Pada kesempatan sebelumnya, Komisi Nasional Anti Kekerasan Terhadap Perempuan (Komnas Perempuan) mendatangi Kejaksaan Agung guna memberikan surat tanda terima Pengajuan Kembali (PK) II Mary Jane ke PN Sleman Yogyakarta.

"Kami datang ke sini untuk memberikan surat tanda terima pengajuan PK Mary Jane yang kedua ke PN Sleman Yogyakarta," kata Wakil Ketua Komnas Perempuan Yunianti Chuzaifah di depan Gedung Kejagung di Jakarta, Senin (27/4).

Menurut Yunianti, pihak Kejaksaan Agung dalam hal ini Jaksa Agung H.M. Prasetyo harus mempertimbangkannya.

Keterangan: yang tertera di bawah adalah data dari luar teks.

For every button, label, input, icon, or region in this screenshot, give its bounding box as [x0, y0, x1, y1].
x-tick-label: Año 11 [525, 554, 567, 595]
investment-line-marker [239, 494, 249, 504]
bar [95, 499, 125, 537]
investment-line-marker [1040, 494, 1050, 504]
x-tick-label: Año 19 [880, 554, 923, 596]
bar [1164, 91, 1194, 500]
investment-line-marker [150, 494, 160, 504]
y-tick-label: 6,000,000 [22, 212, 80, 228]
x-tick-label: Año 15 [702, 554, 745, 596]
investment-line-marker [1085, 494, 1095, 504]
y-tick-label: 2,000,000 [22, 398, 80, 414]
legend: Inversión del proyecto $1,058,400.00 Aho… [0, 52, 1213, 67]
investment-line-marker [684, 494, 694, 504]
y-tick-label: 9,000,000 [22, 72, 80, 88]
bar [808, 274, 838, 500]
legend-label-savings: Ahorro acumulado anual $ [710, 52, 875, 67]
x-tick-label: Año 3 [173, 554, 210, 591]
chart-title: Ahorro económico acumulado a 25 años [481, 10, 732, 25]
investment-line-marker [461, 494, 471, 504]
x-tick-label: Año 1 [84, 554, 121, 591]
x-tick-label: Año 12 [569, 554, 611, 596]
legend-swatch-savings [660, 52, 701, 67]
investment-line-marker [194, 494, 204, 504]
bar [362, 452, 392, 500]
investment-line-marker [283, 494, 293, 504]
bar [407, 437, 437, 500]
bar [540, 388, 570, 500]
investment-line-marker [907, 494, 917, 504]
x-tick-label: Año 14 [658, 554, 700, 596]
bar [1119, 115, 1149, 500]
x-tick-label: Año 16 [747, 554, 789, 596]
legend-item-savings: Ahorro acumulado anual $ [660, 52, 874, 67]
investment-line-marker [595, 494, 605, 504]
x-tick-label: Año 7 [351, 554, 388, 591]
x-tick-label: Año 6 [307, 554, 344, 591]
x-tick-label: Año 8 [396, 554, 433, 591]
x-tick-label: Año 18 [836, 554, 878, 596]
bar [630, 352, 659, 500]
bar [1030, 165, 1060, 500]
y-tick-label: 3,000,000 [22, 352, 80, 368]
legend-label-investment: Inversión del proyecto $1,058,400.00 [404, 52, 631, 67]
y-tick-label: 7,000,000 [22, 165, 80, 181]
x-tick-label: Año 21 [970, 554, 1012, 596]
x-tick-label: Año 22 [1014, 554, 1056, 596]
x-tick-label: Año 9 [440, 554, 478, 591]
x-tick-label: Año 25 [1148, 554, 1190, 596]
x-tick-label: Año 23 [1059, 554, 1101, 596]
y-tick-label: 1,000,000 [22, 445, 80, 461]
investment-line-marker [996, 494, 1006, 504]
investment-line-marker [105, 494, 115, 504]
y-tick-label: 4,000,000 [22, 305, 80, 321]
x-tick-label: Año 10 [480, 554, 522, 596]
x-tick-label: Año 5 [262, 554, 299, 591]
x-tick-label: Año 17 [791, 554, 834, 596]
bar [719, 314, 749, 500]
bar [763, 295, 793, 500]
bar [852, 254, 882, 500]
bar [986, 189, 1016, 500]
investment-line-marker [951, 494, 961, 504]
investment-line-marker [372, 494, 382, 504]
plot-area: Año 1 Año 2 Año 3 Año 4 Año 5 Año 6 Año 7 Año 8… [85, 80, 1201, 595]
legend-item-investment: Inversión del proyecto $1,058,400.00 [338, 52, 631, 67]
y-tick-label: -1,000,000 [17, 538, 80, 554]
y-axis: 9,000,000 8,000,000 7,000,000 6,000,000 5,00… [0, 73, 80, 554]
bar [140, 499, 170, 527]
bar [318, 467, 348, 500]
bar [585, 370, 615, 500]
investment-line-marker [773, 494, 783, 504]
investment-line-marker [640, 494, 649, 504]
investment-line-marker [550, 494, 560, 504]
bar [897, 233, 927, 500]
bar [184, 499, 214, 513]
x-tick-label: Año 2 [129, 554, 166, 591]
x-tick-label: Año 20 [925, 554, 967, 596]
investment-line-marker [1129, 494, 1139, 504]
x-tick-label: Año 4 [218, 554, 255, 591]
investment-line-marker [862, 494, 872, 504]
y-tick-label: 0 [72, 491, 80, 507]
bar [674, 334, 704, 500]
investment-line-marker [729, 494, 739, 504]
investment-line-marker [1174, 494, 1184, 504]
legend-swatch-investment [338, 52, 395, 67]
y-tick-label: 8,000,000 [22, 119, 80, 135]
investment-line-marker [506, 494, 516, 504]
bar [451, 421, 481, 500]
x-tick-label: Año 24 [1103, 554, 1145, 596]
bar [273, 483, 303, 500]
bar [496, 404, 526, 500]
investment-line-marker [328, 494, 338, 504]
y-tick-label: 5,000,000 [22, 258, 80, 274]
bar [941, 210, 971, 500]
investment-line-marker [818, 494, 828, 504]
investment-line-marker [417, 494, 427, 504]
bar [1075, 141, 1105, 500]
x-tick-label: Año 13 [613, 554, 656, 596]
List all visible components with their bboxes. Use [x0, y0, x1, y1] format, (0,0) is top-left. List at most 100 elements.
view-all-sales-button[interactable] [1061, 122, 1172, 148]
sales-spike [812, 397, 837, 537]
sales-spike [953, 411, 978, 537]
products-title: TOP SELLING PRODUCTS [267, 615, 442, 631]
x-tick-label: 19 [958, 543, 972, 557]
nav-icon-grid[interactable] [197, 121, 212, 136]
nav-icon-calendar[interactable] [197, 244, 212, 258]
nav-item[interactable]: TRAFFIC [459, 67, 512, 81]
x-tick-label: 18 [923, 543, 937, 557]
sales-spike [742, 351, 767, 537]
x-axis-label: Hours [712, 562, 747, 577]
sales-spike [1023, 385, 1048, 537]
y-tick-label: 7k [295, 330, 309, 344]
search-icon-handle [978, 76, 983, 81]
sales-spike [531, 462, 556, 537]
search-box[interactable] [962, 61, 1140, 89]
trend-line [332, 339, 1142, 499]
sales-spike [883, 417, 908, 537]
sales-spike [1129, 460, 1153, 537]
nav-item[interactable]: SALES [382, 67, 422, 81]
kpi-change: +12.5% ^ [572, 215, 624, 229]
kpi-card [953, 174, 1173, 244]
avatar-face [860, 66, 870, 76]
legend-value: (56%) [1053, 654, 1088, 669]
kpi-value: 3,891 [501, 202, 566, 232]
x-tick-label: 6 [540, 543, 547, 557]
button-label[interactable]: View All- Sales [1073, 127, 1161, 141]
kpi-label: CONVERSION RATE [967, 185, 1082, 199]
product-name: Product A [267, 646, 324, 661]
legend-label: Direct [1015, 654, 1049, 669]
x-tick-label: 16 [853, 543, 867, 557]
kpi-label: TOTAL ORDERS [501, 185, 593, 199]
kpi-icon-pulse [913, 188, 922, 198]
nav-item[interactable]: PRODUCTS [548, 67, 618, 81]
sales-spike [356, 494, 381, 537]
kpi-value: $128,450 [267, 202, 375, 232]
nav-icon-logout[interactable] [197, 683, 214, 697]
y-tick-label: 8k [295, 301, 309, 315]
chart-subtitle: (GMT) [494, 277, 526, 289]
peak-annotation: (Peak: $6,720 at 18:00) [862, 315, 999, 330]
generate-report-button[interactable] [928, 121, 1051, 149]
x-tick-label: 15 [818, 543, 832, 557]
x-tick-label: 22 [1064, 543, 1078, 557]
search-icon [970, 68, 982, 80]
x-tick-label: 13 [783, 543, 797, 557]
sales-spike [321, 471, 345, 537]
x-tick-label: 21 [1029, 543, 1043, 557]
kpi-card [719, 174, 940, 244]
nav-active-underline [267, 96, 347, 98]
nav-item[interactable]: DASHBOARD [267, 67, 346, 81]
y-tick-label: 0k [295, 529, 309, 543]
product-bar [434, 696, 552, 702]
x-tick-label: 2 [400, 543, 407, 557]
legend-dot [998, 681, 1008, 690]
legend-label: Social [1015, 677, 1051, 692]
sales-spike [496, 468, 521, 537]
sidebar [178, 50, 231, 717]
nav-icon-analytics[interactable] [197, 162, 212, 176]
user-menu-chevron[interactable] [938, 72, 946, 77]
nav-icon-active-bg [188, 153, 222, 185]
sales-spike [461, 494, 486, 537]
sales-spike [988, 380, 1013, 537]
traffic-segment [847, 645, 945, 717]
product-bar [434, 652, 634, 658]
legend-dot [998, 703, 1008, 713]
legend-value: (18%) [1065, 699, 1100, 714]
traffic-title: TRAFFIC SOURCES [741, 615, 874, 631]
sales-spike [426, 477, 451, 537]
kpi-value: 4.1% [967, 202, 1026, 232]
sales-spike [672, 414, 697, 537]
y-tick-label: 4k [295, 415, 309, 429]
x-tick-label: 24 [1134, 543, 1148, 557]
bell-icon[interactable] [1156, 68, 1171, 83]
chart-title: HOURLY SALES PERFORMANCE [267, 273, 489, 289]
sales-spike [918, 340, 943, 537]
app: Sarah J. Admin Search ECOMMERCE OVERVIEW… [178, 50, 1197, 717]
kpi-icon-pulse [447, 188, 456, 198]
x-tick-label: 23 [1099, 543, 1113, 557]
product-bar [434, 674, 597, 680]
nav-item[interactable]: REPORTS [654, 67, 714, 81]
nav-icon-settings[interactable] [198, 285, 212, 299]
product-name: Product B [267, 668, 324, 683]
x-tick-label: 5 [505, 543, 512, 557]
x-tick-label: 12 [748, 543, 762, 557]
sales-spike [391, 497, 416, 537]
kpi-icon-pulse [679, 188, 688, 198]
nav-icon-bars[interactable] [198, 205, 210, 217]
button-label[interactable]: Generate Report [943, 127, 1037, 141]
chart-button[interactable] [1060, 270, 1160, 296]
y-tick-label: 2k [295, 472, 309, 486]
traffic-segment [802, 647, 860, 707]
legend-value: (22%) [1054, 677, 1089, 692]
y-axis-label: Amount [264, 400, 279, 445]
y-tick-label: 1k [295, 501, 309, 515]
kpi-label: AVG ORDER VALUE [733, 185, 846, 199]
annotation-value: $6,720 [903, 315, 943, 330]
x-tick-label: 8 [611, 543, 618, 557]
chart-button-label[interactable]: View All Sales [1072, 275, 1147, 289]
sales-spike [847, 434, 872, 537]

"Ada informasi pelaksanaan eksekusi akan dilakukan Selasa, (28/4). Jadi kami meminta Jaksa Agung untuk mempertimbangkan dan menunda pelaksanaan eksekusi terhadap Mary Jane dengan memberikan kesempatan Mary Jane untuk mengajukan PK kedua," kata dia.

Dengan PK II itu, katanya, bisa melihat kembali putusan hukuman mati yang dijatuhkan terhadap Mary Jane.

"Kita juga meminta kepada Presiden Joko Widodo untuk tidak mengeksekusi terpidana mati asal Filipina Mary Jane Veloso," kata dia.

Informasi yang dihimpun, Maria Kristina Sergio, tersangka perekrut Mary Jane Veloso yang batal menghadap regu tembak di Nusakambangan karena menjadi kurir narkoba, telah menyerahkan diri kepada polisi Filipina, Selasa (28/4).

Menurut laporan CNN, yang mengutip keterangan dari kelompok hak-hak migran di Filipina, yaitu Migrante, Sergio menyerahkan diri ke Kantor Polisi Cabanatuan City.

Polisi Filipina sebelumnya sudah menuntut Sergio dan dua orang lainnya atas penipuan, perekrutan tenaga kerja ilegal, dan perdagangan manusia.

Dalam sebuah wawancara dengan CNN Newsroom Filipina pada Selasa, Chriz Valdez, staf di Migrante, mengatakan Sergio menyerahkan diri bersama pasangannya, Julius Lacanilao, yang juga menghadapi tuduhan perekrutan tenaga kerja ilegal. Pasangan tersebut, menyerahkan diri sekitar pukul 10.00 waktu setempat.

Valdez mengatakan Sergio telah menyerahkan diri, tetapi dia mengatakan bahwa dirinya tidak bersalah atas semua tuduhan.